MORBACH. Die Auseinandersetzung um die Hunsrückbahn geht in die nächste Runde: Am Donnerstag veröffentlichte das Oberverwaltungsgericht (OVG) einen Eilbeschluss, dass die DB Netz AG die Hunsrückbahn zwischen Stromberg und Morbach vorerst nicht weiterbetreiben muss. Im Hauptverfahren muss allerdings noch entschieden werden.

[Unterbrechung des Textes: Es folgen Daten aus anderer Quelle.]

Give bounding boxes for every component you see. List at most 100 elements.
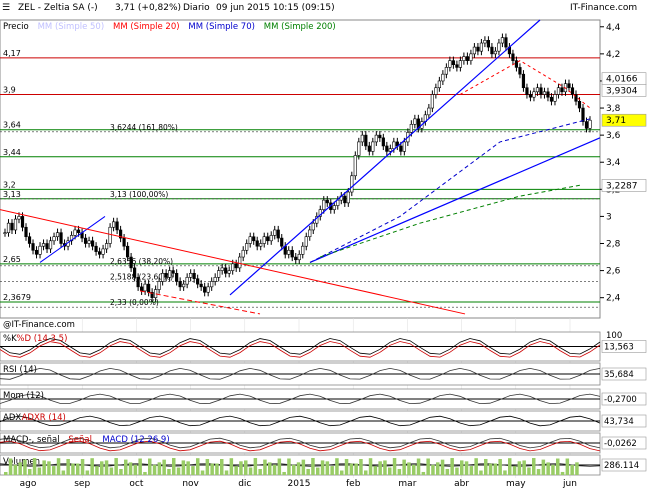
volume-bar (215, 463, 219, 475)
volume-bar (258, 469, 262, 475)
candle-body (549, 96, 554, 102)
candle-body (451, 60, 455, 66)
y-tick-label: 4,2 (606, 50, 620, 60)
volume-bar (512, 466, 517, 475)
candle-body (511, 53, 515, 61)
candle-body (24, 226, 28, 238)
candle-body (199, 283, 203, 288)
volume-bar (556, 458, 560, 475)
volume-bar (119, 469, 123, 475)
candle-body (441, 73, 445, 82)
candle-body (83, 237, 88, 244)
candle-body (392, 141, 396, 149)
candle-body (87, 240, 91, 244)
x-tick-label: 2015 (288, 479, 311, 489)
candle-body (497, 42, 501, 52)
candle-body (108, 226, 112, 244)
candle-body (465, 56, 469, 61)
candle-body (182, 283, 186, 288)
candle-body (385, 145, 389, 152)
indicator-value: -0,0262 (604, 439, 637, 449)
price-panel (0, 19, 601, 319)
volume-bar (479, 470, 483, 475)
candle-body (206, 286, 210, 293)
volume-bar (469, 466, 474, 475)
volume-bar (32, 458, 37, 475)
candle-body (269, 235, 273, 242)
volume-bar (431, 464, 435, 475)
volume-bar (359, 459, 363, 475)
candle-body (122, 237, 126, 247)
candle-body (90, 240, 95, 247)
candle-body (518, 67, 522, 75)
candle-body (493, 50, 498, 55)
indicator-label: ADX (3, 413, 21, 423)
candle-body (20, 216, 25, 228)
volume-bar (541, 459, 546, 475)
volume-bar (13, 464, 18, 475)
candle-body (546, 91, 550, 98)
candle-body (224, 267, 228, 274)
volume-bar (28, 468, 32, 475)
volume-bar (200, 470, 205, 475)
level-label: 4,17 (3, 49, 21, 58)
candle-body (577, 100, 582, 109)
candle-body (115, 221, 119, 231)
candle-body (185, 277, 189, 285)
candle-body (427, 107, 431, 116)
volume-bar (383, 460, 387, 475)
candle-body (45, 243, 49, 250)
x-tick-label: nov (182, 479, 199, 489)
volume-bar (340, 470, 344, 475)
volume-bar (551, 464, 555, 475)
candle-body (413, 118, 417, 125)
volume-bar (176, 467, 181, 475)
volume-bar (532, 458, 536, 475)
volume-bar (23, 459, 27, 475)
indicator-value: 43,734 (604, 417, 634, 427)
candle-body (304, 236, 308, 247)
volume-bar (109, 467, 114, 475)
volume-bar (277, 458, 282, 475)
candle-body (353, 155, 357, 177)
candle-body (101, 248, 105, 255)
candle-body (164, 272, 168, 278)
candle-body (17, 216, 21, 220)
volume-bar (426, 458, 430, 475)
indicator-ref: 100 (606, 331, 622, 341)
indicator-label: RSI (14) (3, 365, 37, 375)
y-tick-label: 2,8 (606, 240, 621, 250)
volume-bar (205, 458, 210, 475)
candle-body (157, 281, 161, 290)
candle-body (364, 134, 368, 147)
candle-body (178, 281, 182, 288)
volume-bar (80, 458, 85, 475)
candle-body (448, 60, 452, 68)
volume-bar (162, 459, 166, 475)
candle-body (136, 277, 140, 288)
candle-body (409, 124, 413, 133)
volume-bar (450, 458, 454, 475)
candle-body (290, 249, 294, 258)
stock-chart[interactable]: Precio MM (Simple 50) MM (Simple 20) MM (Si… (0, 0, 650, 490)
candle-body (525, 87, 529, 95)
volume-bar (325, 461, 330, 475)
indicator-name: Señal (68, 435, 92, 445)
volume-bar (378, 461, 382, 475)
volume-bar (167, 468, 171, 475)
volume-bar (128, 462, 133, 475)
x-tick-label: dic (238, 479, 251, 489)
price-label: 3,2287 (606, 181, 638, 191)
volume-bar (66, 458, 70, 475)
volume-bar (239, 461, 243, 475)
volume-bar (373, 466, 378, 475)
volume-bar (220, 459, 224, 475)
volume-bar (575, 462, 579, 475)
candle-body (399, 145, 403, 152)
volume-bar (527, 467, 531, 475)
volume-bar (392, 458, 397, 475)
candle-body (280, 237, 284, 247)
candle-body (97, 251, 102, 255)
y-tick-label: 3,6 (606, 131, 621, 141)
legend-item-4: MM (Simple 200) (264, 22, 336, 32)
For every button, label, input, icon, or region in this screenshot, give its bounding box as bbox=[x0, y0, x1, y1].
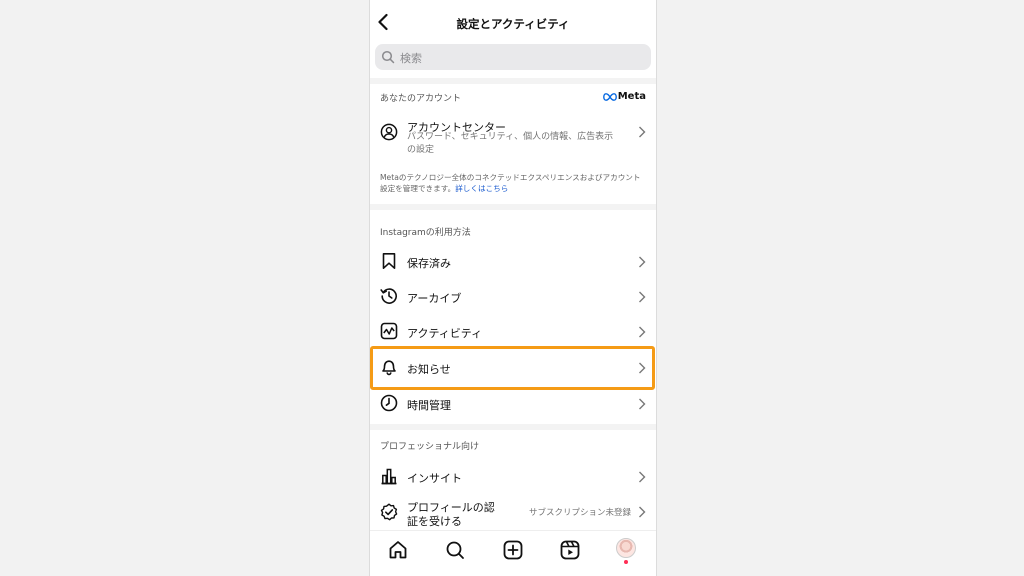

Auslöser des juristischen Auseinandersetzung zwischen Eisenbahnbundesamt und der DB Netz AG war die Absicht der Rheinhessischen Eisenbahn, einem Privatunternehmen, die Strecke regelmäßig zu befahren. Als dies wegen Mängeln der Strecke nicht möglich war, wandte man sich an das Eisenbahnbundesamt. Die Behörde forderte von der DB Netz AG im Oktober vergangenen Jahres, den Betrieb der beiden Streckenabschnitte zwischen Stromberg und Simmern sowie zwischen Simmern und Morbach "unverzüglich und sicher" bis 30. November wieder aufzunehmen und ordnete den sofortigen Vollzug an. Für den Fall der Zuwiderhandlung wurde ein Zwangsgeld von 70 000 Euro angedroht. Ein Eilantrag der DB Netz AG beim Verwaltungsgericht Koblenz gegen den Sofortvollzug der Verfügung blieb zunächst erfolglos. Das Unternehmen führte den hohen Kostenaufwand für die Beseitigung der Sicherheitsmängel - laut Bahn 165 000 Euro - im Vergleich zur gegenwärtig geringen Rentabilität der Strecke ins Feld. Das Verwaltungsgericht schloss sich der Argumentation nicht an. Die DB Netz AG als Eisenbahn-Infrastrukturunternehmen sei gesetzlich verpflichtet, "den Betrieb auf der genehmigten Strecke sicher zu führen". Dies gelte unabhängig von der wirtschaftlichen Rentabilität der Strecke. Dem Unternehmen stehe die Möglichkeit eines Stilllegungsverfahren offen. Doch dieses wurde in der Zwischenzeit eingeleitet. Deshalb gab das OVG der gegen den Verwaltungsgerichtsbeschluss eingelegten Beschwerde teilweise statt. Die Anordnung des Eisenbahnbundesamtes wird nicht vollzogen, immer unter der Voraussetzung, dass die Bahn das Stilllegungsverfahren fortsetzt. Im Rahmen seiner vorläufigen Interessenabwägung lässt das Gericht die Frage offen, wie weit die gesetzlich vorgeschriebene Betriebspflicht reicht. Gegen den Eilbeschluss des Oberverwaltungsgerichtes gibt es kein weiteres Rechtsmittel. Im Hauptverfahren, das beim Verwaltungsgericht anhängig ist, wird noch in diesem Jahr mit einer Entscheidung gerechnet (Az: / 7 B 11999/03. OVG). Die Gemeinde Morbach hat nach wie vor großes Interesse am Erhalt der Hunsrückstrecke, erklärte Theo Gätz von der Einheitsgemeinde Morbach mit der "stillen Hoffnung", dass eines Tages dort wieder Güter- und Personenverkehr stattfinden kann.